Au cours de la saison, Nathan Légaré a eu des contacts avec 30 des 31 formations du circuit Bettman.

Nathan Légaré confiant de pouvoir brouiller les cartes au repêchage

En marge du repêchage de la Ligue nationale de hockey vendredi et samedi, à Vancouver, nous vous proposons les dernières entrevues avec les meilleurs espoirs de la région immédiate de Québec et ceux des équipes de l’Est-du-Québec évoluant sur le territoire desservi par Le Soleil. Aujourd’hui : Colten Ellis, gardien de l’Océanic de Rimouski, et Nathan Légaré, ailier droit du Drakkar de Baie-Comeau.

Il ne faut pas espérer que Nathan Légaré fasse un plat de son classement final par la centrale de recrutement de la Ligue nationale de hockey, qui le place au 54e rang des patineurs nord-américains pour le repêchage de ce weekend. Il sait très bien que la majorité des observateurs le font pointer beaucoup plus haut sur leur propre liste et il a suffisamment confiance en ses moyens pour espérer sortir plus rapidement.

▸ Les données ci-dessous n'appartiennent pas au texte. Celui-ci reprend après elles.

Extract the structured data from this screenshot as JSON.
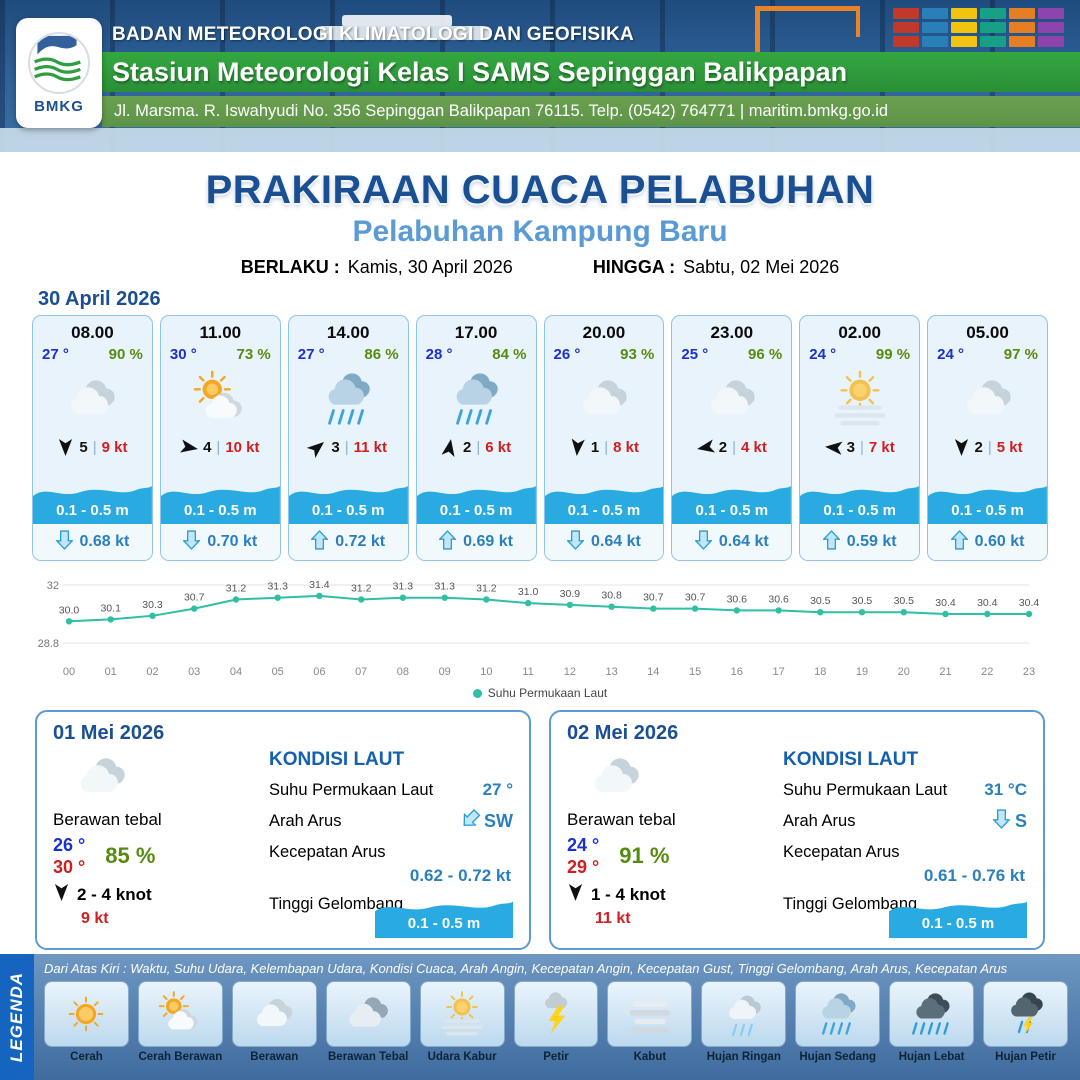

Deuxième meilleur buteur (45) et huitième marqueur de la LHJMQ (87 points) la saison dernière, l’attaquant de puissance du Drakkar de Baie-Comeau assure qu’il n’a pas été affecté par ce rang, tout ce qu’il y a de plus théorique quand on y pense. À la mi-saison, il pointait au 64e échelon.

«Je n’ai vraiment pas été dérangé par ce classement, même si tout le monde m’en parlait», a confié Légaré. «C’est peut-être pour ça que j’ai connu du succès l’an dernier. Je me concentrais sur les matchs et j’oubliais ce que me disaient les partisans et les journalistes là-dessus.»

Au cours de la saison, il a eu des contacts avec 30 des 31 formations du circuit Bettman. Lors du dernier camp d’évaluation de la LNH à Buffalo, il a rencontré les représentants de 21 équipes. Ceux de Pittsburgh et de Chicago sont allés un peu plus loin que les préliminaires, l’invitant à souper. Est-ce un signe de leur grand intérêt?

«Je ne sais pas, mais j’espère sortir le plus haut possible, peut-être en deuxième ronde. On ne sait pas ce qui peut arriver et le rang de sélection, ce n’est pas ce qui est le plus important. Le plus important, c’est d’avoir sa chance. On l’a bien vu avec Alex Barré-Boulet», a-t-il fait valoir.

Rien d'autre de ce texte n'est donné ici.